Mesmo assim, insistimos em ir na contramão do mundo ao apostar em falsas curas prescritas em teleconsultas ou distribuídas gratuitamente por convênios e prefeituras.
Mais do que isso: as transformamos em políticas públicas divulgadas no exterior. Na abertura da última Assembleia Geral da Organização das Nações Unidas (ONU), em setembro de 2021, o presidente Jair Bolsonaro discursou: “Desde o início da pandemia, apoiamos a autonomia do médico na busca do tratamento precoce. Eu mesmo fui um desses que fez [sic] tratamento inicial”.

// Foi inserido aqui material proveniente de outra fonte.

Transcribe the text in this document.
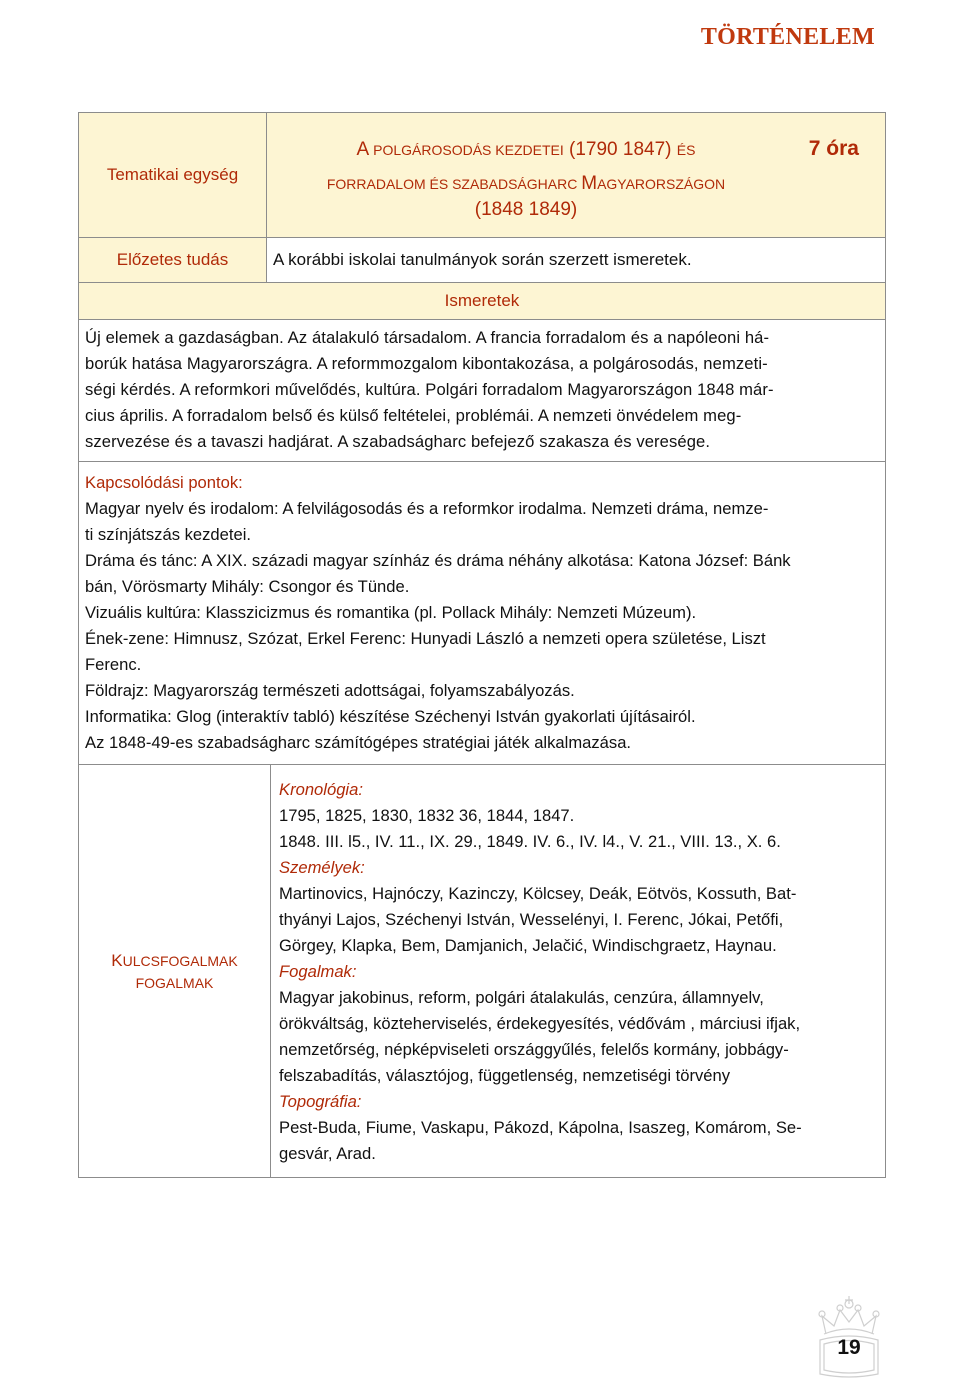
TÖRTÉNELEM
Tematikai egység
A POLGÁROSODÁS KEZDETEI (1790 1847) ÉS
FORRADALOM ÉS SZABADSÁGHARC MAGYARORSZÁGON
(1848 1849)
7 óra
Előzetes tudás	A korábbi iskolai tanulmányok során szerzett ismeretek.
Ismeretek
Új elemek a gazdaságban. Az átalakuló társadalom. A francia forradalom és a napóleoni há-
borúk hatása Magyarországra. A reformmozgalom kibontakozása, a polgárosodás, nemzeti-
ségi kérdés. A reformkori művelődés, kultúra. Polgári forradalom Magyarországon 1848 már-
cius április. A forradalom belső és külső feltételei, problémái. A nemzeti önvédelem meg-
szervezése és a tavaszi hadjárat. A szabadságharc befejező szakasza és veresége.
Kapcsolódási pontok:
Magyar nyelv és irodalom: A felvilágosodás és a reformkor irodalma. Nemzeti dráma, nemze-
ti színjátszás kezdetei.
Dráma és tánc: A XIX. századi magyar színház és dráma néhány alkotása: Katona József: Bánk
bán, Vörösmarty Mihály: Csongor és Tünde.
Vizuális kultúra: Klasszicizmus és romantika (pl. Pollack Mihály: Nemzeti Múzeum).
Ének-zene: Himnusz, Szózat, Erkel Ferenc: Hunyadi László a nemzeti opera születése, Liszt
Ferenc.
Földrajz: Magyarország természeti adottságai, folyamszabályozás.
Informatika: Glog (interaktív tabló) készítése Széchenyi István gyakorlati újításairól.
Az 1848-49-es szabadságharc számítógépes stratégiai játék alkalmazása.
KULCSFOGALMAK
FOGALMAK
Kronológia:
1795, 1825, 1830, 1832 36, 1844, 1847.
1848. III. l5., IV. 11., IX. 29., 1849. IV. 6., IV. l4., V. 21., VIII. 13., X. 6.
Személyek:
Martinovics, Hajnóczy, Kazinczy, Kölcsey, Deák, Eötvös, Kossuth, Bat-
thyányi Lajos, Széchenyi István, Wesselényi, I. Ferenc, Jókai, Petőfi,
Görgey, Klapka, Bem, Damjanich, Jelačić, Windischgraetz, Haynau.
Fogalmak:
Magyar jakobinus, reform, polgári átalakulás, cenzúra, államnyelv,
örökváltság, közteherviselés, érdekegyesítés, védővám , márciusi ifjak,
nemzetőrség, népképviseleti országgyűlés, felelős kormány, jobbágy-
felszabadítás, választójog, függetlenség, nemzetiségi törvény
Topográfia:
Pest-Buda, Fiume, Vaskapu, Pákozd, Kápolna, Isaszeg, Komárom, Se-
gesvár, Arad.
19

Sua fala e o fato de ainda tomarmos remédio contra piolho para combater um vírus, mesmo com tantas evidências contrárias a isso, seriam cômicos se não fossem trágicos.

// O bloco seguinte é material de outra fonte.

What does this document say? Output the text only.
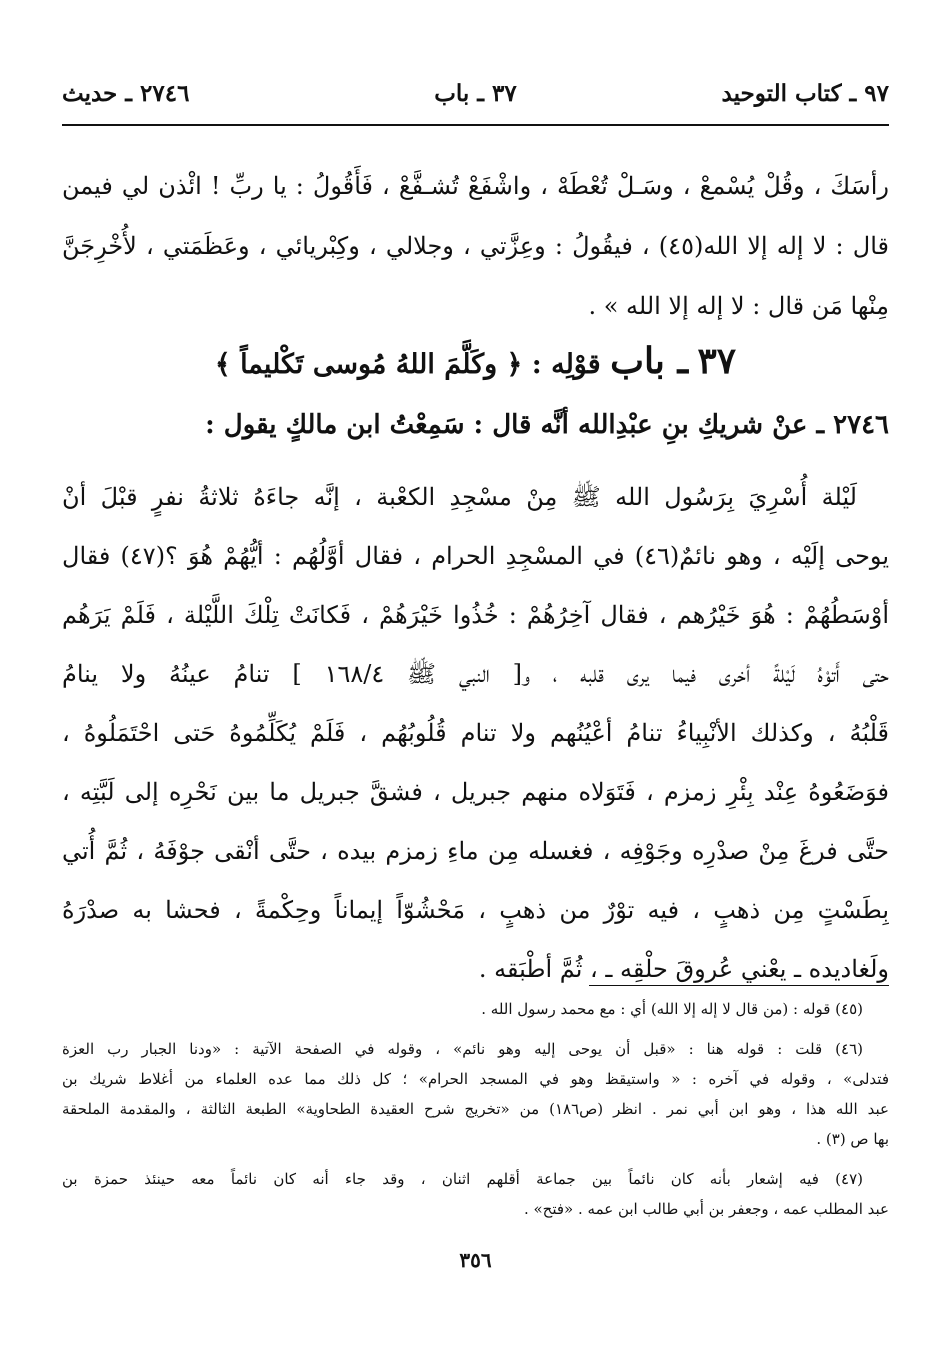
٩٧ ـ كتاب التوحيد
٣٧ ـ باب
٢٧٤٦ ـ حديث
رأسَكَ ، وقُلْ يُسْمعْ ، وسَـلْ تُعْطَهْ ، واشْفَعْ تُشـفَّعْ ، فَأَقُولُ : يا ربِّ ! ائْذن لي فيمن
قال : لا إله إلا الله(٤٥) ، فيقُولُ : وعِزَّتي ، وجلالي ، وكِبْريائي ، وعَظَمَتي ، لأُخْرِجَنَّ
مِنْها مَن قال : لا إله إلا الله » .
٣٧ ـ باب قوْلِه : ﴿ وكَلَّمَ اللهُ مُوسى تَكْليماً ﴾
٢٧٤٦ ـ عنْ شريكِ بنِ عبْدِالله أنَّه قال : سَمِعْتُ ابن مالكٍ يقول :
لَيْلة أُسْرِيَ بِرَسُول الله ﷺ مِنْ مسْجِدِ الكعْبة ، إنَّه جاءَهُ ثلاثةُ نفرٍ قبْلَ أنْ
يوحى إلَيْه ، وهو نائمٌ(٤٦) في المسْجِدِ الحرام ، فقال أوَّلُهُم : أيُّهُمْ هُوَ ؟(٤٧) فقال
أوْسَطُهُمْ : هُوَ خَيْرُهم ، فقال آخِرُهُمْ : خُذُوا خَيْرَهُمْ ، فَكانَتْ تِلْكَ اللَّيْلة ، فَلَمْ يَرَهُم
حتى أَتوْهُ لَيْلةً أخرى فيما يرى قلبه ، و[ النبي ﷺ ١٦٨/٤ ] تنامُ عينُهُ ولا ينامُ
قَلْبُهُ ، وكذلك الأنْبِياءُ تنامُ أعْيُنُهم ولا تنام قُلُوبُهُم ، فَلَمْ يُكَلِّمُوهُ حَتى احْتَمَلُوهُ ،
فوَضَعُوهُ عِنْد بِئْرِ زمزم ، فَتَوَلاه منهم جبريل ، فشقَّ جبريل ما بين نَحْرِه إلى لَبَّتِه ،
حتَّى فرغَ مِنْ صدْرِه وجَوْفِه ، فغسله مِن ماءِ زمزم بيده ، حتَّى أنْقى جوْفَهُ ، ثُمَّ أُتي
بِطَسْتٍ مِن ذهبٍ ، فيه توْرٌ من ذهبٍ ، مَحْشُوّاً إيماناً وحِكْمةً ، فحشا به صدْرَهُ
ولَغاديده ـ يعْني عُروقَ حلْقِه ـ ، ثُمَّ أطْبَقه .
(٤٥) قوله : (من قال لا إله إلا الله) أي : مع محمد رسول الله .
(٤٦) قلت : قوله هنا : «قبل أن يوحى إليه وهو نائم» ، وقوله في الصفحة الآتية : «ودنا الجبار رب العزة
فتدلى» ، وقوله في آخره : « واستيقظ وهو في المسجد الحرام» ؛ كل ذلك مما عده العلماء من أغلاط شريك بن
عبد الله هذا ، وهو ابن أبي نمر . انظر (ص١٨٦) من «تخريج شرح العقيدة الطحاوية» الطبعة الثالثة ، والمقدمة الملحقة
بها ص (٣) .
(٤٧) فيه إشعار بأنه كان نائماً بين جماعة أقلهم اثنان ، وقد جاء أنه كان نائماً معه حينئذ حمزة بن
عبد المطلب عمه ، وجعفر بن أبي طالب ابن عمه . «فتح» .
٣٥٦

Parece brincadeira de mau gosto dizer que o tratamento precoce funciona quando temos mais de 600 mil mortes por Covid-19 — até metade delas possivelmente evitável, se tomássemos as medidas certificadas pela ciência, que foram seguidas por outros países.
O assunto arrefeceu na mídia a partir de 2021, apesar do pico de interesse durante a CPI da Covid (que não deu em praticamente nada por ora), mas seguiu quente por baixo dos panos. Na virada de 2021 para 2022, tivemos um novo capítulo do nosso próprio dia da marmota.

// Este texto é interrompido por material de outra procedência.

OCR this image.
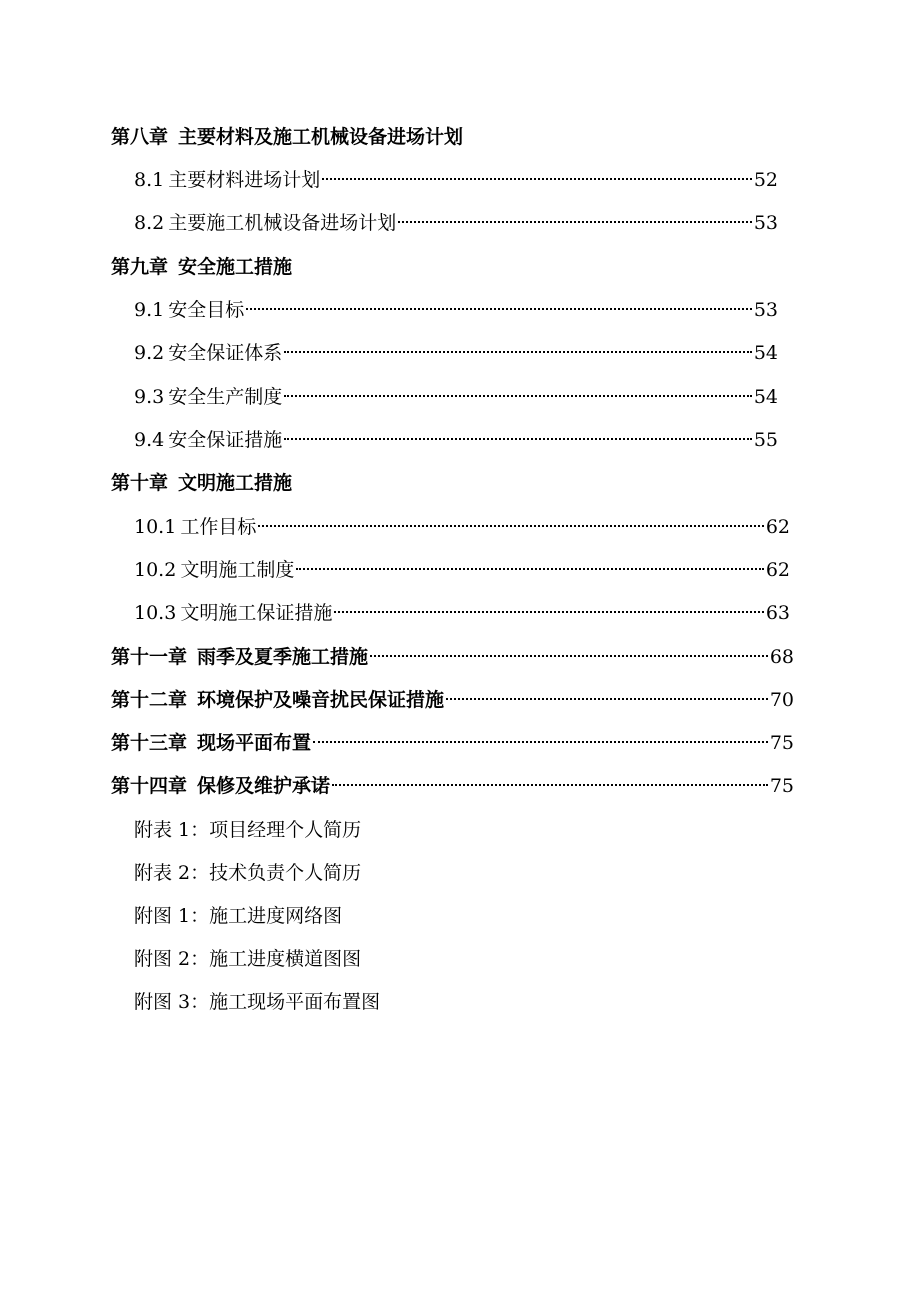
第八章 主要材料及施工机械设备进场计划
8.1 主要材料进场计划	52
8.2 主要施工机械设备进场计划	53
第九章 安全施工措施
9.1 安全目标	53
9.2 安全保证体系	54
9.3 安全生产制度	54
9.4 安全保证措施	55
第十章 文明施工措施
10.1 工作目标	62
10.2 文明施工制度	62
10.3 文明施工保证措施	63
第十一章 雨季及夏季施工措施	68
第十二章 环境保护及噪音扰民保证措施	70
第十三章 现场平面布置	75
第十四章 保修及维护承诺	75
附表 1： 项目经理个人简历
附表 2： 技术负责个人简历
附图 1： 施工进度网络图
附图 2： 施工进度横道图图
附图 3： 施工现场平面布置图
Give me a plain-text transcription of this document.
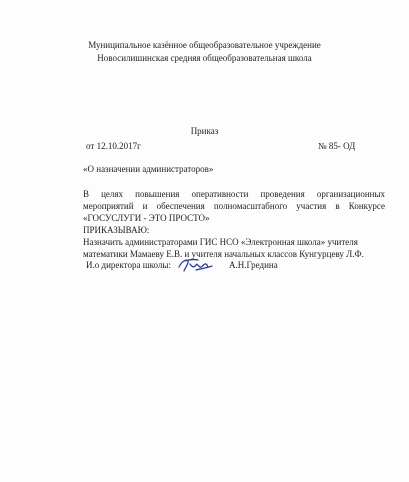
Муниципальное казённое общеобразовательное учреждение
Новосилишинская средняя общеобразовательная школа
Приказ
от 12.10.2017г	№ 85- ОД
«О назначении администраторов»
В целях повышения оперативности проведения организационных
мероприятий и обеспечения полномасштабного участия в Конкурсе
«ГОСУСЛУГИ - ЭТО ПРОСТО»
ПРИКАЗЫВАЮ:
Назначить администраторами ГИС НСО «Электронная школа» учителя
математики Мамаеву Е.В. и учителя начальных классов Кунгурцеву Л.Ф.
И.о директора школы:	А.Н.Гредина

Depois de meses de disputas internas, a Comissão Nacional de Incorporação de Novas Tecnologias (Conitec) passou a contraindicar oficialmente o uso de azitromicina, cloroquina, ivermectina e companhia.
O órgão, responsável por recomendar ou não a inclusão de medicamentos e procedimentos no Sistema Único de Saúde (SUS), é a maior referência sobre o assunto.
A decisão, contudo, foi derrubada por decreto por Hélio Angotti, à época secretário de Ciência, Tecnologia e Inovação (SCTIE), órgão ao qual a Conitec é vinculada. Angotti, desde junho de 2020, se movimenta para transformar o kit em protocolo terapêutico oficial do Ministério da Saúde.
Como justificativa, o secretário apresentou uma nota técnica assinada por ele mesmo (que é oftalmologista), em que afirma haver mais provas sólidas a favor da cloroquina do que para as vacinas — o que, obviamente, não procede.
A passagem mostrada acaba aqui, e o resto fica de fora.